January 23rd, 2009 - 4:06 pm ICT by IANS  

Islamabad, Jan 23 (IANS) The Pakistani media Friday paid homage to Muhammad Najeeb, the IANS Islamabad correspondent who died Thursday after a heart attack. One report called him a “much-valued friend of the media community”.Najeeb, 41, was Thursday afternoon rushed to the Pakistan Institute of Medical Sciences (PIMS) where, according to a report in The News Friday, “he allegedly expired for want of emergency treatment”.

His wife and three sons - Saad, 12, Hassan, 10, and Sheheryar, 5 - survive Najeeb. He was the youngest of three brothers and three sisters.

Najeeb “was a popular figure in the newsroom. His ready wit, encyclopaedic knowledge, grace of expression and gentle demeanour endeared him to many,” Shahina Maqbool wrote in The News.

Talking to The News, Adnan Rehmat, country director of Internews Network, recollected his decade-long association with Najeeb. “I always found him attentive to details; at the same time, he kept the larger picture in context. He had many attractive job offers but he firmly believed that his life was in media.

“He worked long hours, trying to introduce reform at the entry, policy and institutional levels. He would individually mobilize mediapersons and try to coax seniors to train the younger lot,” Rehmat added.

On Wednesday night, Najeeb returned to Islamabad from Quetta via Karachi, where he had been conducting consultations. Muddassir Rizwi, a close friend and former journalist who worked with him at The News, accompanied him on the trip.

According to Najeeb’s eldest brother-in-law Mohammad Irshad, a former deputy controller of Radio Pakistan, on Thursday Najeeb “went to office as usual and then visited his landlord’s house where he fell unconscious after a brief spell of shivering”.

He was taken to the hospital, where he was proclaimed dead.

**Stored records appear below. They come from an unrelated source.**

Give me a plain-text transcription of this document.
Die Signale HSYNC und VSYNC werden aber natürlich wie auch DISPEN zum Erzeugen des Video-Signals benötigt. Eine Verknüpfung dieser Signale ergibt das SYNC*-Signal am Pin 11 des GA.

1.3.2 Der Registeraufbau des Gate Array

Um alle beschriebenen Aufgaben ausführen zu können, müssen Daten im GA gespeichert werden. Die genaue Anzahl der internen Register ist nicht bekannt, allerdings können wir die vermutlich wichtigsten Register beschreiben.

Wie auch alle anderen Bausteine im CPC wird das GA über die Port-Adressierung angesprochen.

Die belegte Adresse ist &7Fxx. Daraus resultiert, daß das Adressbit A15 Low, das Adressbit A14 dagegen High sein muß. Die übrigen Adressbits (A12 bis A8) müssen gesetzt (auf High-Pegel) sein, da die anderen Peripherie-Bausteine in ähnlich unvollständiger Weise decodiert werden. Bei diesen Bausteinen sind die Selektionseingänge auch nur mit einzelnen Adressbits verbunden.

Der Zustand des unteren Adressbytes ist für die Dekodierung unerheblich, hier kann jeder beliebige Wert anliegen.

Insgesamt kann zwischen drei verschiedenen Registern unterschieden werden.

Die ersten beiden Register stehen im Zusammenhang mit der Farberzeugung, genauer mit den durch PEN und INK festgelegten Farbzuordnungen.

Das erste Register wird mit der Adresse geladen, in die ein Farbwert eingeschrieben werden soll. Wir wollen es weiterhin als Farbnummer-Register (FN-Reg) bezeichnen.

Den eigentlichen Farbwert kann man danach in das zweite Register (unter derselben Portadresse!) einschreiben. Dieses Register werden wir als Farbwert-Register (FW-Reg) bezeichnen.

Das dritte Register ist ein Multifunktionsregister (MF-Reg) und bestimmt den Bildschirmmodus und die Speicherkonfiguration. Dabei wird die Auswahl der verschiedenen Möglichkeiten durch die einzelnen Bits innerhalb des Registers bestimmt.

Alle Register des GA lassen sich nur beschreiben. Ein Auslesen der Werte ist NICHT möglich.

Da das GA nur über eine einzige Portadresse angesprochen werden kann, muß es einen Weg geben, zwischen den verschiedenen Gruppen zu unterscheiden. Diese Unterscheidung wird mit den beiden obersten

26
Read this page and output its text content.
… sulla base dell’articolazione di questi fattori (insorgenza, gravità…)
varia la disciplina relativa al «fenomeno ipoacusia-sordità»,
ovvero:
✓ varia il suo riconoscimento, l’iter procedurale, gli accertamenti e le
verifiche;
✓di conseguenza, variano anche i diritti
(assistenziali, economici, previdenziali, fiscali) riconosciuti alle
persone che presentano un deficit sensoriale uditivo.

Najeeb started his journalistic career as a sub-editor with The News International in 1991 and was news editor when he left the publication in 1997.

After that, Najeeb was editor of News Network International (NNI), Pakistan’s first private news agency, for four years till 2000.

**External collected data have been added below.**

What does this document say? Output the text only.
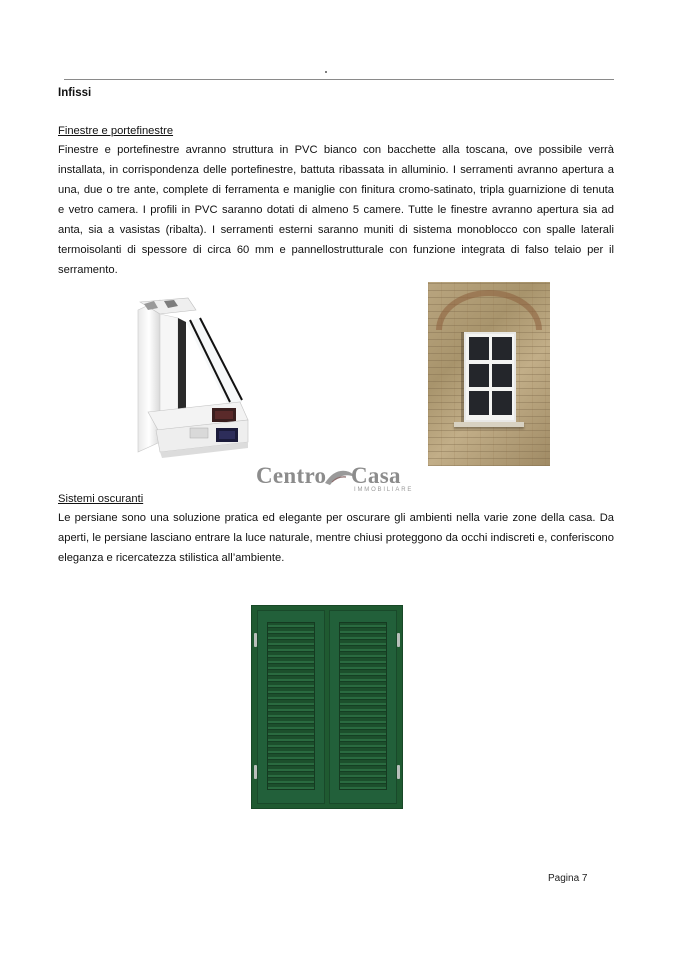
Infissi
Finestre e portefinestre

Finestre e portefinestre avranno struttura in PVC bianco con bacchette alla toscana, ove possibile verrà
installata, in corrispondenza delle portefinestre, battuta ribassata in alluminio. I serramenti avranno apertura a
una, due o tre ante, complete di ferramenta e maniglie con finitura cromo-satinato, tripla guarnizione di tenuta
e vetro camera. I profili in PVC saranno dotati di almeno 5 camere. Tutte le finestre avranno apertura sia ad
anta, sia a vasistas (ribalta). I serramenti esterni saranno muniti di sistema monoblocco con spalle laterali
termoisolanti di spessore di circa 60 mm e pannellostrutturale con funzione integrata di falso telaio per il
serramento.

Centro Casa
IMMOBILIARE
Sistemi oscuranti

Le persiane sono una soluzione pratica ed elegante per oscurare gli ambienti nella varie zone della casa. Da
aperti, le persiane lasciano entrare la luce naturale, mentre chiusi proteggono da occhi indiscreti e, conferiscono
eleganza e ricercatezza stilistica all’ambiente.

Pagina 7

Since then he had been writing for IANS. He also worked on development issues and was associated with The Network for Consumer Protection for 18 months in 2002-04.

In 2005, Najeeb started Intermedia, a media development organisation, with the aim of strengthening journalists’ capabilities.

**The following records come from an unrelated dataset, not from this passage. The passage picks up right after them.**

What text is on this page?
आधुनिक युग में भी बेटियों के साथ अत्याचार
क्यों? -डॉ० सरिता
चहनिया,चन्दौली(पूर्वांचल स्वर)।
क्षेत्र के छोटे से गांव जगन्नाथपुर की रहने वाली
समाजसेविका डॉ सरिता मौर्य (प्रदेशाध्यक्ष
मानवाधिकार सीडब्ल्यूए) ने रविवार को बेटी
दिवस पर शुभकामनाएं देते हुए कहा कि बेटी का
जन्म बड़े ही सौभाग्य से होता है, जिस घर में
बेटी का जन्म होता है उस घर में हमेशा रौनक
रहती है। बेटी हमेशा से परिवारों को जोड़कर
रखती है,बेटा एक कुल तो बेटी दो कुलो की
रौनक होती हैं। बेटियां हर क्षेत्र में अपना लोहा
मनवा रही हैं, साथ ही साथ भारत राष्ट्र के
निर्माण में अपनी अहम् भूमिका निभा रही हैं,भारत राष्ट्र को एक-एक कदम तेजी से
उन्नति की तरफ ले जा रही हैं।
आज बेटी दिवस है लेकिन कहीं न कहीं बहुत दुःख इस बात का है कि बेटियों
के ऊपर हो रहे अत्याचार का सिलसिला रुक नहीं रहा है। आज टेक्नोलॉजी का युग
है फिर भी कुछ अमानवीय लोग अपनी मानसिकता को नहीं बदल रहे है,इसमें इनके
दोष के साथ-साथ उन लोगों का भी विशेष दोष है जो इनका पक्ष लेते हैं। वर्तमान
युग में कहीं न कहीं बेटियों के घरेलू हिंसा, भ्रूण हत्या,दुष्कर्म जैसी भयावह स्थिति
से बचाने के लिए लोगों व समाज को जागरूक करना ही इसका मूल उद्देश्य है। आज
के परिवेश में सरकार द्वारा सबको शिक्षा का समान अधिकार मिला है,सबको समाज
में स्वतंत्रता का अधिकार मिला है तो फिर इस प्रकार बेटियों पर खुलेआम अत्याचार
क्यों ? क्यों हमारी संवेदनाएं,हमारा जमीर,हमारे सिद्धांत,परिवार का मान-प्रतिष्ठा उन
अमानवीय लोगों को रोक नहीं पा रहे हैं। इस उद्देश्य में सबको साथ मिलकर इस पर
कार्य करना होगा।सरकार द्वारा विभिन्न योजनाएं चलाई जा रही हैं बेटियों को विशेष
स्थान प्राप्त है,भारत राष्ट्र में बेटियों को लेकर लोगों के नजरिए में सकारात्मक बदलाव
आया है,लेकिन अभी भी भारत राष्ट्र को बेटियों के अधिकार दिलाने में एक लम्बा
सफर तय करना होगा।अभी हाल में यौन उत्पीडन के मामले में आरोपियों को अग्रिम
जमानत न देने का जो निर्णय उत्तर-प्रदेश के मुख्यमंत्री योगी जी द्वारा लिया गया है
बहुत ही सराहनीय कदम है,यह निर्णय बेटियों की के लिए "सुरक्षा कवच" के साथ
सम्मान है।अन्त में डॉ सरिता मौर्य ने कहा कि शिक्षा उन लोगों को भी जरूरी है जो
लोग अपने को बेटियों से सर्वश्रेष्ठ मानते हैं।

Asked whether Najeeb was a victim of medical negligence, PIMS spokesman Waseem Khawaja told The News that the preliminary report showed he was brought dead to the hospital.

“He was BP-less, meaning that he had no blood pressure; he was pulse-less, meaning he had no pulse; and he had fixed dilated pupils, meaning that he was brain dead,” Khawaja said. But the PIMS has set up a committee to probe his death.